On Mon, Oct 23, 2023 at 04:46:23PM -0700, Peter Geoghegan wrote:
> On Fri, Oct 20, 2023 at 8:55 PM Noah Misch <noah@leadboat.com> wrote:
> > > > I lean toward fixing this by
> > > > having amcheck scan left; if left links reach only half-dead or deleted pages,
> > > > that's as good as the present child block being P_LEFTMOST.
> > >
> > > Also my preference.
> >
> > Done mostly that way, except I didn't accept deleted pages. Making this work
> > on !readonly would take more than that, and readonly shouldn't need that.
>
> That makes sense to me. I believe that it's not possible to have a
> string of consecutive sibling pages that are all half-dead (regardless
> of the BlockNumber order of sibling pages, even). But I'd probably
> have written the fix in roughly the same way. Although...maybe you
> should try to detect a string of half-dead pages? Hard to say if it's
> worth the trouble.
I imagined a string of half-dead siblings could arise in structure like this:
* 1
* / | \
* 4 <-> 2 <-> 3
With events like this:
- DELETE renders blk 4 deletable.
- Crash with concurrent VACUUM, leaving 4 half-dead after having visited 1-4.
- DELETE renders blk 2 deletable.
- Crash with concurrent VACUUM, leaving 2 half-dead after having visited 1-2.
I didn't try to reproduce that, and something may well prevent it.
> Suggest adding a CHECK_FOR_INTERRUPTS() call to the loop, too, just
> for good luck.
Added. That gave me the idea to check for circular links, like other parts of
amcheck do. Net diff:
--- a/contrib/amcheck/verify_nbtree.c
+++ b/contrib/amcheck/verify_nbtree.c
@@ -949,11 +949,16 @@ bt_leftmost_ignoring_half_dead(BtreeCheckState *state,
Page page = palloc_btree_page(state, reached);
BTPageOpaque reached_opaque = BTPageGetOpaque(page);
+ CHECK_FOR_INTERRUPTS();
+
/*
- * _bt_unlink_halfdead_page() writes that side-links will continue to
- * point to the siblings. We can easily check btpo_next.
+ * Try to detect btpo_prev circular links. _bt_unlink_halfdead_page()
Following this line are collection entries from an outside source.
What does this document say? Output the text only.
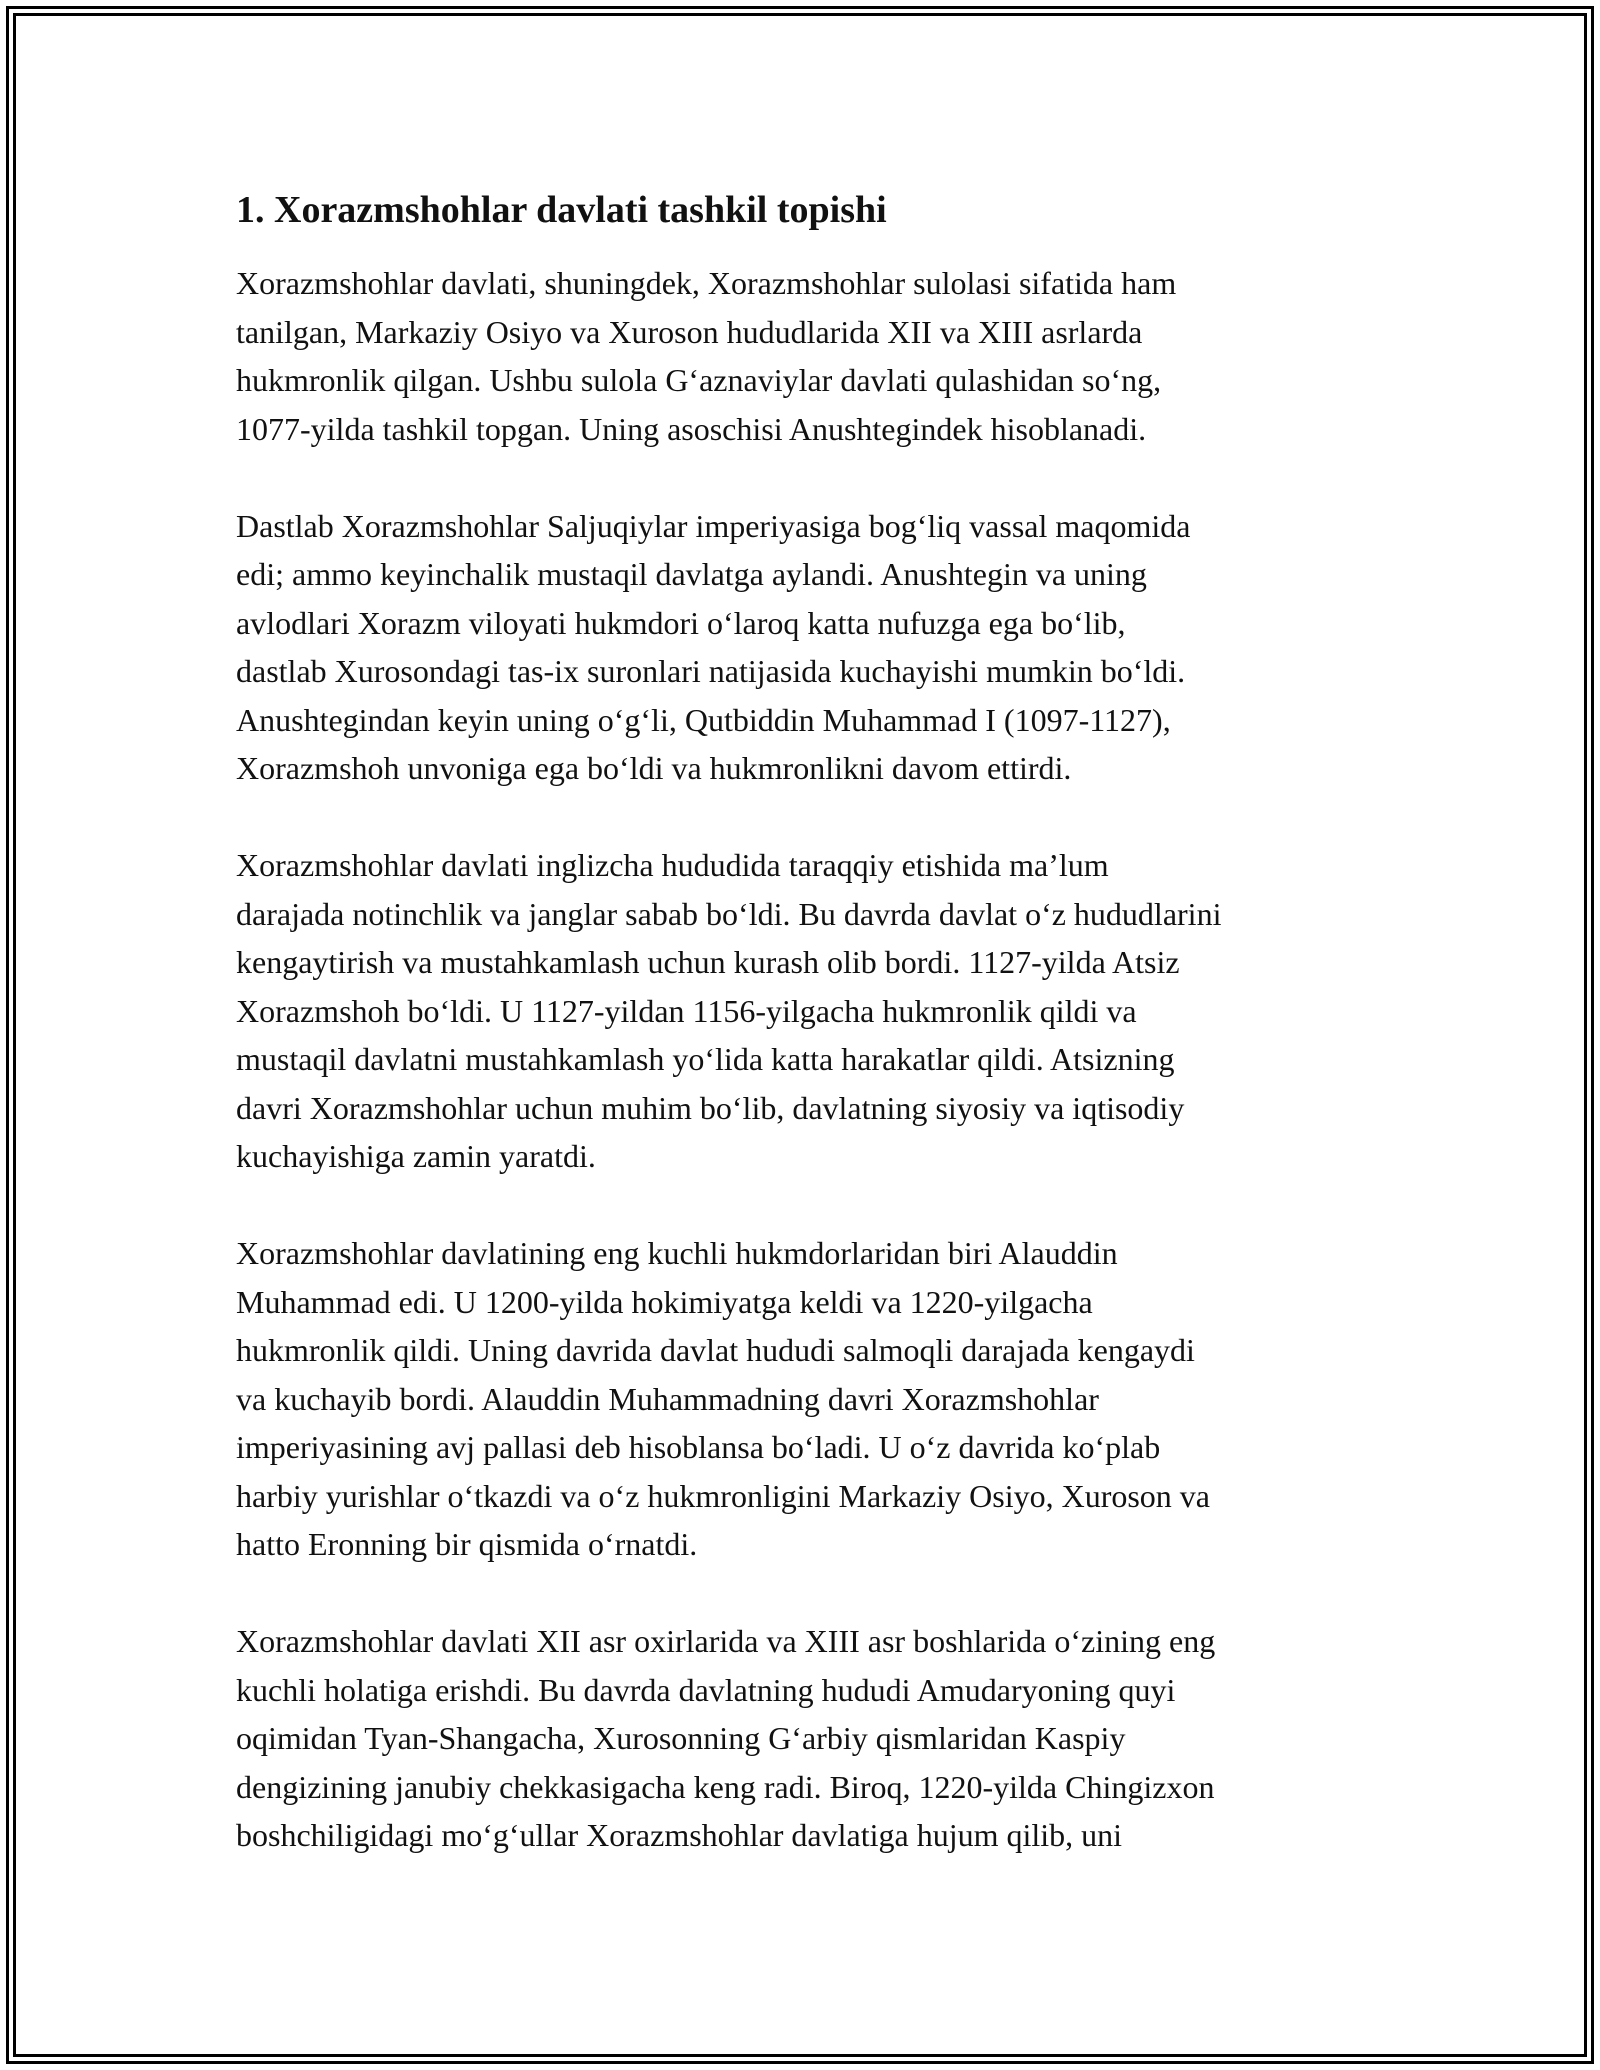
1. Xorazmshohlar davlati tashkil topishi

Xorazmshohlar davlati, shuningdek, Xorazmshohlar sulolasi sifatida ham
tanilgan, Markaziy Osiyo va Xuroson hududlarida XII va XIII asrlarda
hukmronlik qilgan. Ushbu sulola G‘aznaviylar davlati qulashidan so‘ng,
1077-yilda tashkil topgan. Uning asoschisi Anushtegindek hisoblanadi.

Dastlab Xorazmshohlar Saljuqiylar imperiyasiga bog‘liq vassal maqomida
edi; ammo keyinchalik mustaqil davlatga aylandi. Anushtegin va uning
avlodlari Xorazm viloyati hukmdori o‘laroq katta nufuzga ega bo‘lib,
dastlab Xurosondagi tas-ix suronlari natijasida kuchayishi mumkin bo‘ldi.
Anushtegindan keyin uning o‘g‘li, Qutbiddin Muhammad I (1097-1127),
Xorazmshoh unvoniga ega bo‘ldi va hukmronlikni davom ettirdi.

Xorazmshohlar davlati inglizcha hududida taraqqiy etishida ma’lum
darajada notinchlik va janglar sabab bo‘ldi. Bu davrda davlat o‘z hududlarini
kengaytirish va mustahkamlash uchun kurash olib bordi. 1127-yilda Atsiz
Xorazmshoh bo‘ldi. U 1127-yildan 1156-yilgacha hukmronlik qildi va
mustaqil davlatni mustahkamlash yo‘lida katta harakatlar qildi. Atsizning
davri Xorazmshohlar uchun muhim bo‘lib, davlatning siyosiy va iqtisodiy
kuchayishiga zamin yaratdi.

Xorazmshohlar davlatining eng kuchli hukmdorlaridan biri Alauddin
Muhammad edi. U 1200-yilda hokimiyatga keldi va 1220-yilgacha
hukmronlik qildi. Uning davrida davlat hududi salmoqli darajada kengaydi
va kuchayib bordi. Alauddin Muhammadning davri Xorazmshohlar
imperiyasining avj pallasi deb hisoblansa bo‘ladi. U o‘z davrida ko‘plab
harbiy yurishlar o‘tkazdi va o‘z hukmronligini Markaziy Osiyo, Xuroson va
hatto Eronning bir qismida o‘rnatdi.

Xorazmshohlar davlati XII asr oxirlarida va XIII asr boshlarida o‘zining eng
kuchli holatiga erishdi. Bu davrda davlatning hududi Amudaryoning quyi
oqimidan Tyan-Shangacha, Xurosonning G‘arbiy qismlaridan Kaspiy
dengizining janubiy chekkasigacha keng radi. Biroq, 1220-yilda Chingizxon
boshchiligidagi mo‘g‘ullar Xorazmshohlar davlatiga hujum qilib, uni
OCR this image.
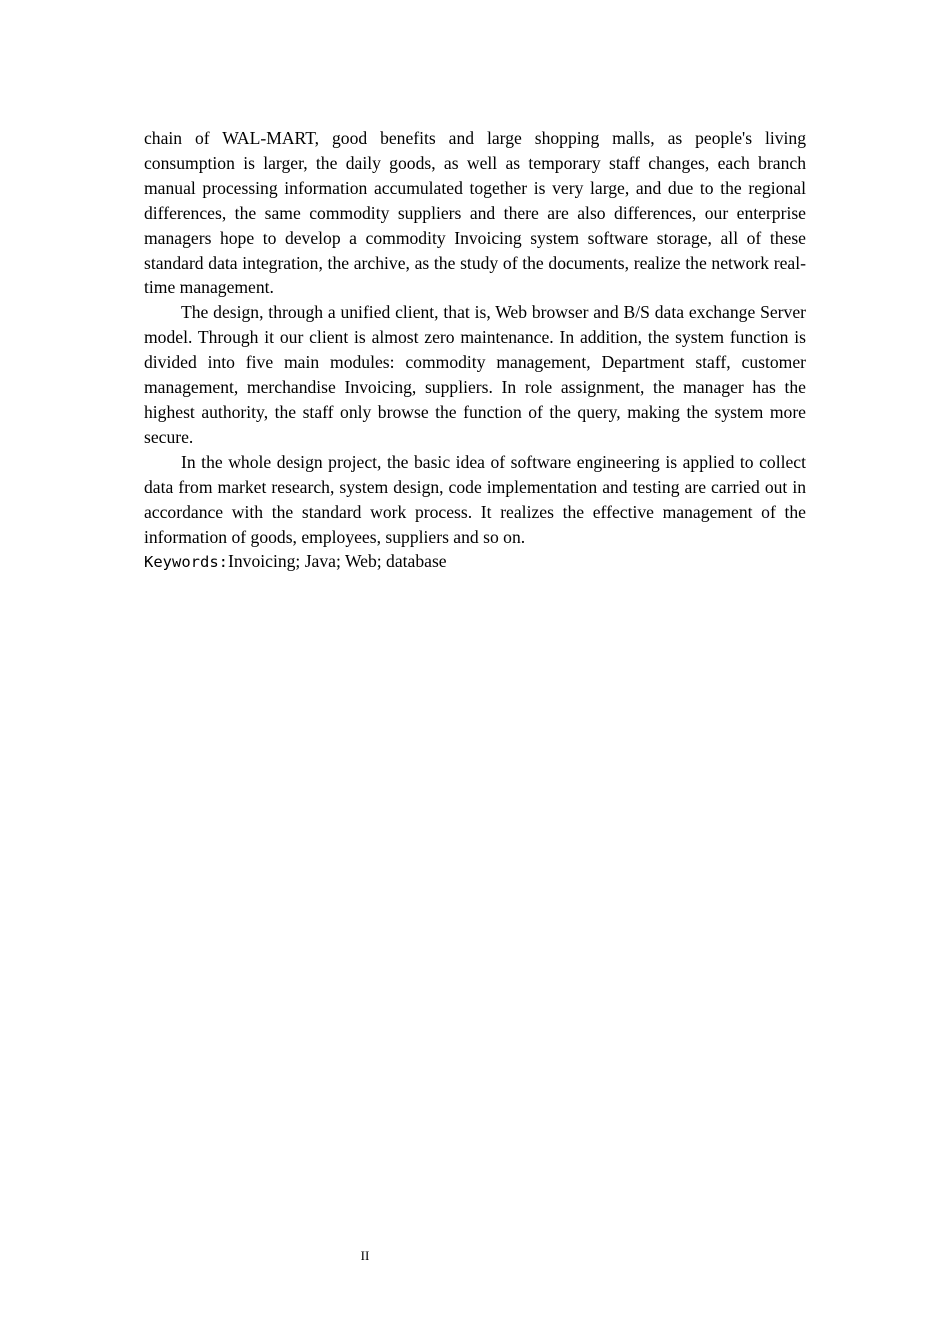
chain of WAL-MART, good benefits and large shopping malls, as people's living consumption is larger, the daily goods, as well as temporary staff changes, each branch manual processing information accumulated together is very large, and due to the regional differences, the same commodity suppliers and there are also differences, our enterprise managers hope to develop a commodity Invoicing system software storage, all of these standard data integration, the archive, as the study of the documents, realize the network real-time management.

The design, through a unified client, that is, Web browser and B/S data exchange Server model. Through it our client is almost zero maintenance. In addition, the system function is divided into five main modules: commodity management, Department staff, customer management, merchandise Invoicing, suppliers. In role assignment, the manager has the highest authority, the staff only browse the function of the query, making the system more secure.

In the whole design project, the basic idea of software engineering is applied to collect data from market research, system design, code implementation and testing are carried out in accordance with the standard work process. It realizes the effective management of the information of goods, employees, suppliers and so on.

Keywords:Invoicing; Java; Web; database

II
+ * writes that side-links will continue to point to the siblings.
+ * Check btpo_next for that property.
*/
- all_half_dead = P_ISHALFDEAD(reached_opaque) &&
+ all_half_dead = P_ISHALFDEAD(reached_opaque);
+ reached != start &&
+ reached != reached_from &&
reached_opaque->btpo_next == reached_from;
if (all_half_dead)
{